Um dos fatos que a maioria desconhece é que, quando da declaração da independência por dom Pedro I, quem governava o Brasil era dona Leopoldina, feita regente provisória pelo imperador na véspera de sua viagem para São Paulo. Temos, assim, esse fato extraordinário de a independência ter sido proclamada enquanto uma mulher notável exercia o poder máximo do Império, a primeira na história do país a exercê-lo (pode dizer isso ao seu amigo petista quando ele falar que foi Dilma Rousseff).
Identifico o vício em todos os que tentam destruir as virtudes existentes no nosso passado, ou porque o ignoram, ou porque têm dele uma visão ideológica, porque um dia sofri do mal da ignorância e reagi com semelhante paixão. Por isso, assumi como responsabilidade mostrar as virtudes desse “modo peculiar racional e afetivo de ver no chão de uma terra o sinal de pés antigos”, de valorizar e compartilhar “uma história comum que vem de longe, cantada na mesma língua e vivida no mesmo grande e permanente cenário”.

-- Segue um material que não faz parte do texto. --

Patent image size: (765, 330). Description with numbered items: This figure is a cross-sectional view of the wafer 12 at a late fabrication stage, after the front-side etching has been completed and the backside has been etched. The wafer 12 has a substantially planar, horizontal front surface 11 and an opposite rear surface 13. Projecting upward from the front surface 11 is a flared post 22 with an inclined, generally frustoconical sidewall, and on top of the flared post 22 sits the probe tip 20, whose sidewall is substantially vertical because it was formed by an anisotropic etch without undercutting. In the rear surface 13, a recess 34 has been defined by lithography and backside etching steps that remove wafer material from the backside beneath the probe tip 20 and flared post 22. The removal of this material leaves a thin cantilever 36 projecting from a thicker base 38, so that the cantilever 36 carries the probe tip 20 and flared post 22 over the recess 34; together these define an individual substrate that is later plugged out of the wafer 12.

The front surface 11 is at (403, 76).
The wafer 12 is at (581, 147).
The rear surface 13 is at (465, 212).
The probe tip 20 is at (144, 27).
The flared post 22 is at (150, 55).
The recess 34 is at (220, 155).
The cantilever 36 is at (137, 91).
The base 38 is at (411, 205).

Acredito, e tomo de empréstimo as palavras de Roger Scruton, que “as coisas admiráveis são facilmente destruídas, mas não são facilmente criadas”, posto que “o trabalho de destruição é rápido, fácil e recreativo; o labor da criação é lento, árduo e maçante” (Como ser um Conservador, editora Record, p. 9). Por isso, a alternativa mais virtuosa que nos cabe como brasileiros é, também, a mais difícil: construir em vez de destruir.